The bill contains a tough preemption clause that would wipe out a lot of state-based legislative initiative. Given the poor drafting and diversity of regulatory models at the state level, preemption would be a particularly good thing, and this law’s preemption would clean out a lot of the junk. The law also minimizes private causes of action, another good thing.
A separate section of the bill adds some new criminal sanctions under a new 1030A, presumably enforced by the DOJ instead of the FTC. The first criminalizes unauthorized installation of software and using it to commit another federal offense, giving the DOJ another opportunity to charge-stack or pick the easiest conviction. This provision tracks the I-SPY Act passed by the House.

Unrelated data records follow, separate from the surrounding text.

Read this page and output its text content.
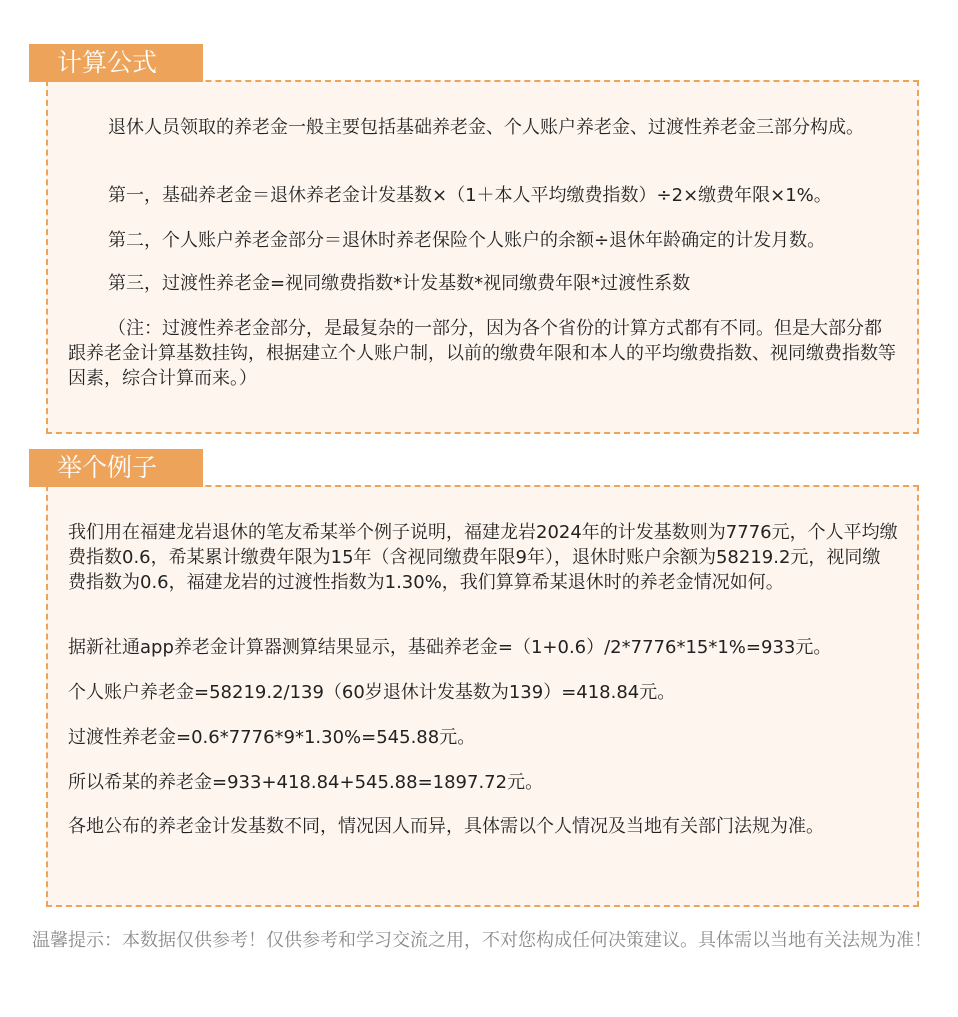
计算公式

退休人员领取的养老金一般主要包括基础养老金、个人账户养老金、过渡性养老金三部分构成。

第一，基础养老金＝退休养老金计发基数×（1＋本人平均缴费指数）÷2×缴费年限×1%。

第二，个人账户养老金部分＝退休时养老保险个人账户的余额÷退休年龄确定的计发月数。

第三，过渡性养老金=视同缴费指数*计发基数*视同缴费年限*过渡性系数

（注：过渡性养老金部分，是最复杂的一部分，因为各个省份的计算方式都有不同。但是大部分都跟养老金计算基数挂钩，根据建立个人账户制，以前的缴费年限和本人的平均缴费指数、视同缴费指数等因素，综合计算而来。）

举个例子

我们用在福建龙岩退休的笔友希某举个例子说明，福建龙岩2024年的计发基数则为7776元，个人平均缴费指数0.6，希某累计缴费年限为15年（含视同缴费年限9年），退休时账户余额为58219.2元，视同缴费指数为0.6，福建龙岩的过渡性指数为1.30%，我们算算希某退休时的养老金情况如何。

据新社通app养老金计算器测算结果显示，基础养老金=（1+0.6）/2*7776*15*1%=933元。

个人账户养老金=58219.2/139（60岁退休计发基数为139）=418.84元。

过渡性养老金=0.6*7776*9*1.30%=545.88元。

所以希某的养老金=933+418.84+545.88=1897.72元。

各地公布的养老金计发基数不同，情况因人而异，具体需以个人情况及当地有关部门法规为准。

温馨提示：本数据仅供参考！仅供参考和学习交流之用，不对您构成任何决策建议。具体需以当地有关法规为准！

The second criminalizes installation of software and using it to impair a computer’s security protections. The consequences of this provision are a little less clear to me; I think it would be great if this provision got tightened during review to make sure it does not create false positives. This provision does not track I-SPY, but (as I discuss below) chances are that it will just be added to I-SPY.
Finally, the law proposes to augment the FTC’s budget by $10M/year to increase enforcement on the Internet.
I think this bill has a lot of promise. The bill is comparatively well-drafted and relatively surgical, compared to abominations like the SPY Act (which is neither). I think this bill might actually support, rather than destroy, user experience on the Internet, and therefore it has a lot more merit than its alternatives.
However, I’m not entirely clear what will happen to this bill and the others pending in the Senate. A typical compromise in this situation would be to smush this act into some other act (maybe the SPY Act/I-SPY Act as passed by the House, or perhaps one of the other pending Senate bills), instead of trying to undertake the harder effort of figuring out which policies would actually be the best. In my world, smushing this act into a lousy act won’t cure the defects of a lousy act, so I’d much rather see the lousy act be trumped than preserved.
Another possibility is that the Allen bill will cause gridlock in the Senate. From my perspective, this wouldn’t be a bad thing either–I think it would be fine to wait some more time before regulating hard-to-define “spyware.” With the Senate embroiled in bigger controversies, it does remain a possibility that the Senate won’t act on any of the proposals in time.